In the early 1970s, Pete Jaunich, seventh in birth order, was involved in a serious car accident. Three area young men, Perry Ditty, Robbie Snow, and Doug Williams, died in the accident. Pete was the only survivor and spent a long time in a body cast.
Tragedy struck the family again when the Jaunichs’ son Charlie, 18 years old and the ninth child in birth order, was killed in a car accident while driving to work Aug. 30, 1982.
Later that same day, as he stood in the kitchen surrounded by family, Wally Jaunich suffered a massive heart attack and also died.
The family had a double funeral, which was delayed a few days so two of her sons serving in the military could attend.
At the time, her children ranged in age from 34 years old to 9 years old.
“I had three boys still at home and I had real boys, they loved to fight,” she said. “All I could think is, what am I going to do with all these boys? But you know what never did any of them cause trouble. And Mike was only nine years old, so I had to keep going.”
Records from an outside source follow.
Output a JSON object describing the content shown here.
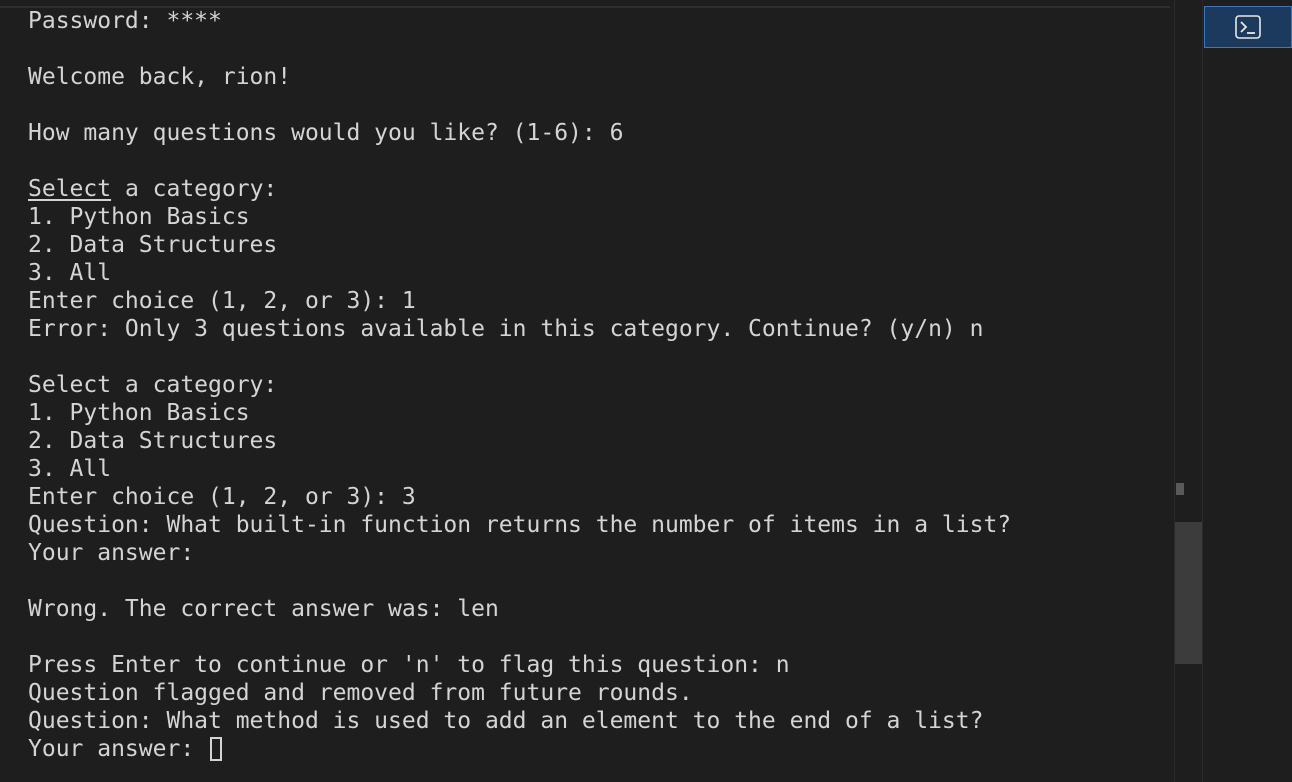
{
  "terminal": {
    "lines": [
      {
        "text": "Password: ****"
      },
      {
        "text": ""
      },
      {
        "text": "Welcome back, rion!"
      },
      {
        "text": ""
      },
      {
        "text": "How many questions would you like? (1-6): 6"
      },
      {
        "text": ""
      },
      {
        "underlined": "Select",
        "text": " a category:"
      },
      {
        "text": "1. Python Basics"
      },
      {
        "text": "2. Data Structures"
      },
      {
        "text": "3. All"
      },
      {
        "text": "Enter choice (1, 2, or 3): 1"
      },
      {
        "text": "Error: Only 3 questions available in this category. Continue? (y/n) n"
      },
      {
        "text": ""
      },
      {
        "text": "Select a category:"
      },
      {
        "text": "1. Python Basics"
      },
      {
        "text": "2. Data Structures"
      },
      {
        "text": "3. All"
      },
      {
        "text": "Enter choice (1, 2, or 3): 3"
      },
      {
        "text": "Question: What built-in function returns the number of items in a list?"
      },
      {
        "text": "Your answer:"
      },
      {
        "text": ""
      },
      {
        "text": "Wrong. The correct answer was: len"
      },
      {
        "text": ""
      },
      {
        "text": "Press Enter to continue or 'n' to flag this question: n"
      },
      {
        "text": "Question flagged and removed from future rounds."
      },
      {
        "text": "Question: What method is used to add an element to the end of a list?"
      },
      {
        "text": "Your answer: ",
        "cursor": true
      }
    ]
  },
  "side_panel": {
    "tab_icon": "terminal-icon"
  },
  "colors": {
    "background": "#1e1e1e",
    "text": "#d4d4d4",
    "tab_active": "#1c3a5e",
    "tab_border": "#3a78c4"
  }
}
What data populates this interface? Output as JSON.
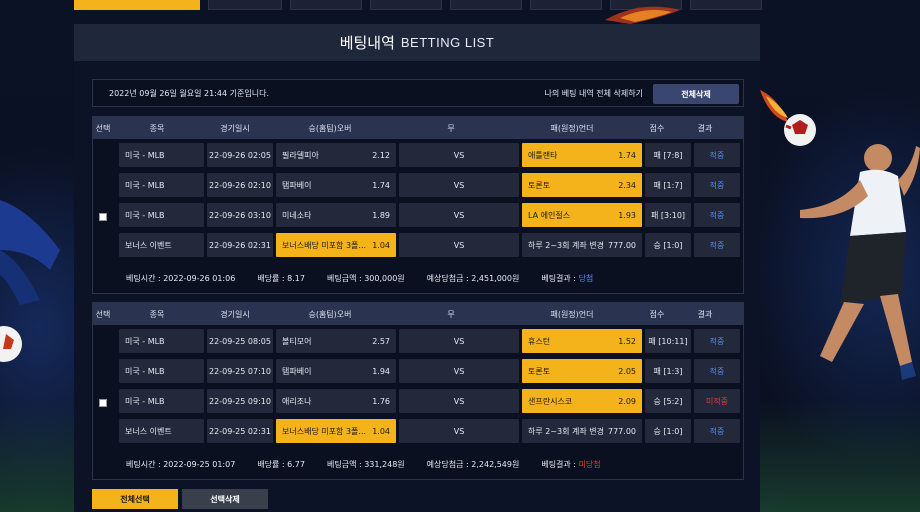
{
  "header": {
    "title_ko": "베팅내역",
    "title_en": "BETTING LIST"
  },
  "info": {
    "timestamp_text": "2022년 09월 26일 월요일 21:44 기준입니다.",
    "delete_all_label": "나의 베팅 내역 전체 삭제하기",
    "delete_all_button": "전체삭제"
  },
  "columns": [
    "선택",
    "종목",
    "경기일시",
    "승(홈팀)오버",
    "무",
    "패(원정)언더",
    "점수",
    "결과"
  ],
  "groups": [
    {
      "rows": [
        {
          "sport": "미국 - MLB",
          "date": "22-09-26 02:05",
          "home": "필라델피아",
          "home_odds": "2.12",
          "draw": "VS",
          "away": "애틀랜타",
          "away_odds": "1.74",
          "score": "패 [7:8]",
          "result": "적중"
        },
        {
          "sport": "미국 - MLB",
          "date": "22-09-26 02:10",
          "home": "탬파베이",
          "home_odds": "1.74",
          "draw": "VS",
          "away": "토론토",
          "away_odds": "2.34",
          "score": "패 [1:7]",
          "result": "적중"
        },
        {
          "sport": "미국 - MLB",
          "date": "22-09-26 03:10",
          "home": "미네소타",
          "home_odds": "1.89",
          "draw": "VS",
          "away": "LA 에인절스",
          "away_odds": "1.93",
          "score": "패 [3:10]",
          "result": "적중"
        },
        {
          "sport": "보너스 이벤트",
          "date": "22-09-26 02:31",
          "home": "보너스배당 미포함 3폴...",
          "home_odds": "1.04",
          "draw": "VS",
          "away": "하루 2~3회 계좌 변경",
          "away_odds": "777.00",
          "score": "승 [1:0]",
          "result": "적중"
        }
      ],
      "summary": {
        "bet_time": "베팅시간 : 2022-09-26 01:06",
        "odds": "배당률 : 8.17",
        "amount": "베팅금액 : 300,000원",
        "expected": "예상당첨금 : 2,451,000원",
        "result_label": "베팅결과 : ",
        "result_value": "당첨"
      }
    },
    {
      "rows": [
        {
          "sport": "미국 - MLB",
          "date": "22-09-25 08:05",
          "home": "볼티모어",
          "home_odds": "2.57",
          "draw": "VS",
          "away": "휴스턴",
          "away_odds": "1.52",
          "score": "패 [10:11]",
          "result": "적중"
        },
        {
          "sport": "미국 - MLB",
          "date": "22-09-25 07:10",
          "home": "탬파베이",
          "home_odds": "1.94",
          "draw": "VS",
          "away": "토론토",
          "away_odds": "2.05",
          "score": "패 [1:3]",
          "result": "적중"
        },
        {
          "sport": "미국 - MLB",
          "date": "22-09-25 09:10",
          "home": "애리조나",
          "home_odds": "1.76",
          "draw": "VS",
          "away": "샌프란시스코",
          "away_odds": "2.09",
          "score": "승 [5:2]",
          "result": "미적중"
        },
        {
          "sport": "보너스 이벤트",
          "date": "22-09-25 02:31",
          "home": "보너스배당 미포함 3폴...",
          "home_odds": "1.04",
          "draw": "VS",
          "away": "하루 2~3회 계좌 변경",
          "away_odds": "777.00",
          "score": "승 [1:0]",
          "result": "적중"
        }
      ],
      "summary": {
        "bet_time": "베팅시간 : 2022-09-25 01:07",
        "odds": "배당률 : 6.77",
        "amount": "베팅금액 : 331,248원",
        "expected": "예상당첨금 : 2,242,549원",
        "result_label": "베팅결과 : ",
        "result_value": "미당첨"
      }
    }
  ],
  "footer": {
    "select_all": "전체선택",
    "delete_selected": "선택삭제"
  },
  "colors": {
    "accent": "#f4b31a",
    "win": "#4f8df0",
    "lose": "#e23a3a"
  }
}
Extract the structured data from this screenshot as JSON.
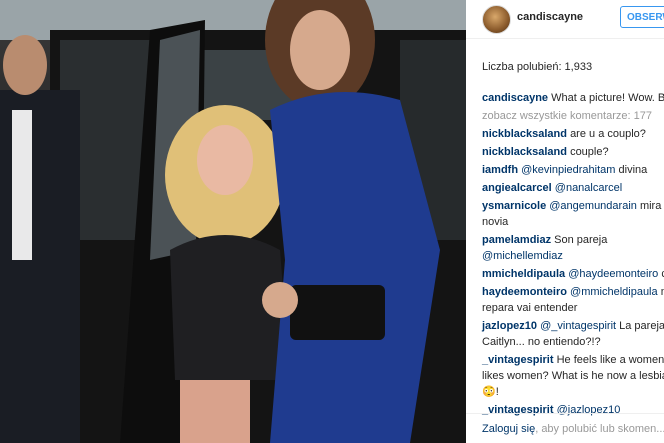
{
  "post": {
    "photo_label": "street photo: two women stepping out of a black car",
    "username": "candiscayne",
    "follow_label": "OBSERWUJ",
    "likes_text": "Liczba polubień: 1,933",
    "caption": {
      "user": "candiscayne",
      "text": "What a picture! Wow. Broadway!"
    },
    "see_all": "zobacz wszystkie komentarze: 177",
    "comments": [
      {
        "user": "nickblacksaland",
        "text": "are u a couplo?"
      },
      {
        "user": "nickblacksaland",
        "text": "couple?"
      },
      {
        "user": "iamdfh",
        "mention": "@kevinpiedrahitam",
        "text": "divina"
      },
      {
        "user": "angiealcarcel",
        "mention": "@nanalcarcel",
        "text": ""
      },
      {
        "user": "ysmarnicole",
        "mention": "@angemundarain",
        "text": "mira a",
        "line2": "novia"
      },
      {
        "user": "pamelamdiaz",
        "text": "Son pareja",
        "line2_mention": "@michellemdiaz"
      },
      {
        "user": "mmicheldipaula",
        "mention": "@haydeemonteiro",
        "text": "ca"
      },
      {
        "user": "haydeemonteiro",
        "mention": "@mmicheldipaula",
        "text": "ma",
        "line2": "repara vai entender"
      },
      {
        "user": "jazlopez10",
        "mention": "@_vintagespirit",
        "text": "La pareja d",
        "line2": "Caitlyn... no entiendo?!?"
      },
      {
        "user": "_vintagespirit",
        "text": "He feels like a women l",
        "line2": "likes women? What is he now a lesbia",
        "line3": "😳!"
      },
      {
        "user": "_vintagespirit",
        "mention": "@jazlopez10",
        "text": ""
      }
    ],
    "footer": {
      "login": "Zaloguj się",
      "rest": ", aby polubić lub skomen..."
    }
  }
}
It was her strong faith, determination, her children, as well as help from family and friends, that helped her through the tragic losses of her son and husband.
Life must go on
As they say, life must go on, and so it did for Eldoris. She continued with her gardening, attending her children’s sporting events, and having fun with her large family.
“She was the night watchman, listening for a baby’s cry, coughing sick kids, or teens coming in after curfew,” said Barb (Jaunich) Scherer. “We thought she had eyes in the back of her head. She had the eye of an eagle and the roar of a lion, but we always knew her heart was in the right place.”
Eldoris was 56 years old when her youngest was 9, but she never seemed to slow down.
“The doctor told me not to have any more children after my fourth,” Eldoris smiled. “You know how they talk about machinery breaking down? Well, mine never did.”
Her children have never felt jealous of each other over the years, though they all joke that Mike is the favorite.
“Whoever needs me the most,” she said, “is my favorite. All my kids do something different, no two are alike they are all great.”
The Jaunich family keeps growing
Eldoris now has 35 grandchildren and 23 great-grandchildren, and the Jaunich family continues to grow.
Christmas parties are so large they take place in the gym at Mt. Olive Lutheran School.
All of her children have remained in the area except for Joe and John, who are living in Florida. Before moving to Florida, John Jaunich was the mayor of Delano for six years.
“We all say she brainwashed us to stay close to help her around the house,” laughed Pat (Jaunich) Czock. “But really, she’s independent, very good-hearted and extremely faithful. She’s a great mother . . . if only I could be one-fourth the mother she is.”
Today, Eldoris is hard to keep track of and is always on the go, whether it be serving as a volunteer driver, playing cards with two card groups, making trips to the casino for gambling fun, or her favorite hobby fishing.
“She still uses a cane pole,” said Barb (Jaunich) Scherer. “No reel, just the cane pole and her on shore.”
With her large family, life has never been boring, and her Christian faith has helped her through difficult times.
“I really didn’t think I had much of a story to tell,” said Eldoris. “But, I guess a story about our life would be a big, thick book.”